Research recommendations

  • Ground decisions about research purposes and hypotheses in a thorough knowledge of potential user audiences. Employ a variety of methods to learn about those audiences, including focus groups, surveys, community involvement, input from intermediaries, and ongoing input from potential users themselves.
  • Examine the assumptions inherent in the goals, hypotheses, and methods of the intended research. Ask others to explore those assumptions, particularly people with experience and insight into potential user groups, and representatives from those groups.
  • Explore a variety of research methodologies, seeking to identify approaches that are most likely to yield accurate, in-depth outcomes related to all target audiences. Consider a blend of qualitative and quantitative approaches.
  • Define all variables fully; be cautious about hidden assumptions and/or comparisons with variables in other studies that may be differently or less fully defined.
  • Use sampling techniques that provide for adequate representation among all targeted audiences, and address appropriate subpopulations, not merely broad racial or ethnic categories.
  • Structure data collection activities to assure an appropriate rate of return from all targeted subpopulations. This likely will require a variety of data collection activities that extend beyond traditional mail or telephone surveys, particularly to reach low-income respondents. Take care to assure that interview and other questioning techniques are culturally appropriate. Assure language accessibility via both print and interpreters.
  • In analyzing data, carefully consider within-group as well as between-group differences. Be cautious of making cultural assumptions in data analysis and conclusions.
  • Seek input and feedback — eliciting both formal and informal "reality checks" — from representatives of target audiences in identifying data collection procedures, identifying or developing data collection instruments, analyzing data, and drawing conclusions.

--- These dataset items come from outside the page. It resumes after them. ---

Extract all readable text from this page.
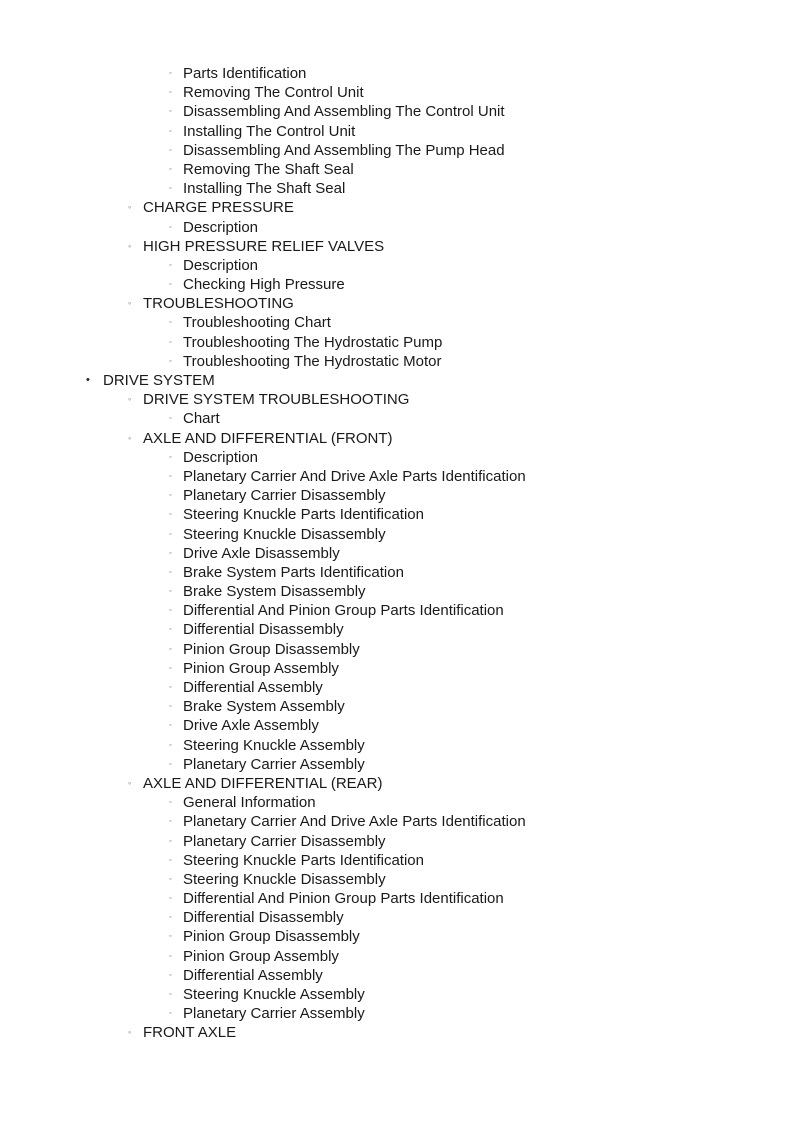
▫ Parts Identification
▫ Removing The Control Unit
▫ Disassembling And Assembling The Control Unit
▫ Installing The Control Unit
▫ Disassembling And Assembling The Pump Head
▫ Removing The Shaft Seal
▫ Installing The Shaft Seal
◦ CHARGE PRESSURE
▫ Description
◦ HIGH PRESSURE RELIEF VALVES
▫ Description
▫ Checking High Pressure
◦ TROUBLESHOOTING
▫ Troubleshooting Chart
▫ Troubleshooting The Hydrostatic Pump
▫ Troubleshooting The Hydrostatic Motor
• DRIVE SYSTEM
◦ DRIVE SYSTEM TROUBLESHOOTING
▫ Chart
◦ AXLE AND DIFFERENTIAL (FRONT)
▫ Description
▫ Planetary Carrier And Drive Axle Parts Identification
▫ Planetary Carrier Disassembly
▫ Steering Knuckle Parts Identification
▫ Steering Knuckle Disassembly
▫ Drive Axle Disassembly
▫ Brake System Parts Identification
▫ Brake System Disassembly
▫ Differential And Pinion Group Parts Identification
▫ Differential Disassembly
▫ Pinion Group Disassembly
▫ Pinion Group Assembly
▫ Differential Assembly
▫ Brake System Assembly
▫ Drive Axle Assembly
▫ Steering Knuckle Assembly
▫ Planetary Carrier Assembly
◦ AXLE AND DIFFERENTIAL (REAR)
▫ General Information
▫ Planetary Carrier And Drive Axle Parts Identification
▫ Planetary Carrier Disassembly
▫ Steering Knuckle Parts Identification
▫ Steering Knuckle Disassembly
▫ Differential And Pinion Group Parts Identification
▫ Differential Disassembly
▫ Pinion Group Disassembly
▫ Pinion Group Assembly
▫ Differential Assembly
▫ Steering Knuckle Assembly
▫ Planetary Carrier Assembly
◦ FRONT AXLE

Dissemination and utilization recommendations

  • Begin thinking about the task of dissemination and utilization at the earliest stages of the research effort.
  • In learning about potential user groups (see recommendation, above), seek to identify the information sources and media on which they most frequently rely. Consider not only traditional media, such as print and television, but community resources, leaders, and informal "gatekeepers."
  • Use multiple dissemination strategies and media, targeted to specific subpopulations. Never rely on a single approach.
  • In determining what information to disseminate, consider what the potential user will think is important. Labels, titles, and supporting data that are important to funding sources and other researchers often seem completely irrelevant to intermediaries, potential consumers, and their families.
  • Assure that the information to be disseminated is accessible in language, syntax, format, and length; respectful of cultural customs and proprieties; and relevant to potential users' concerns.
  • Draw as extensively as possible on D&U strategies that provide for personal contact between potential users and persons who can facilitate the use of research outcomes. Use intermediaries: service providers such as independent living centers or rehabilitation service agencies; community resources such as advocacy groups, churches, community centers, and the like; and informal community leaders and resources, including herbalists and healers who apply traditional cultural approaches. Remember that using intermediaries means the intermediaries themselves become a D&U audience.
  • Seek input and feedback from representatives of target audiences throughout the D&U process.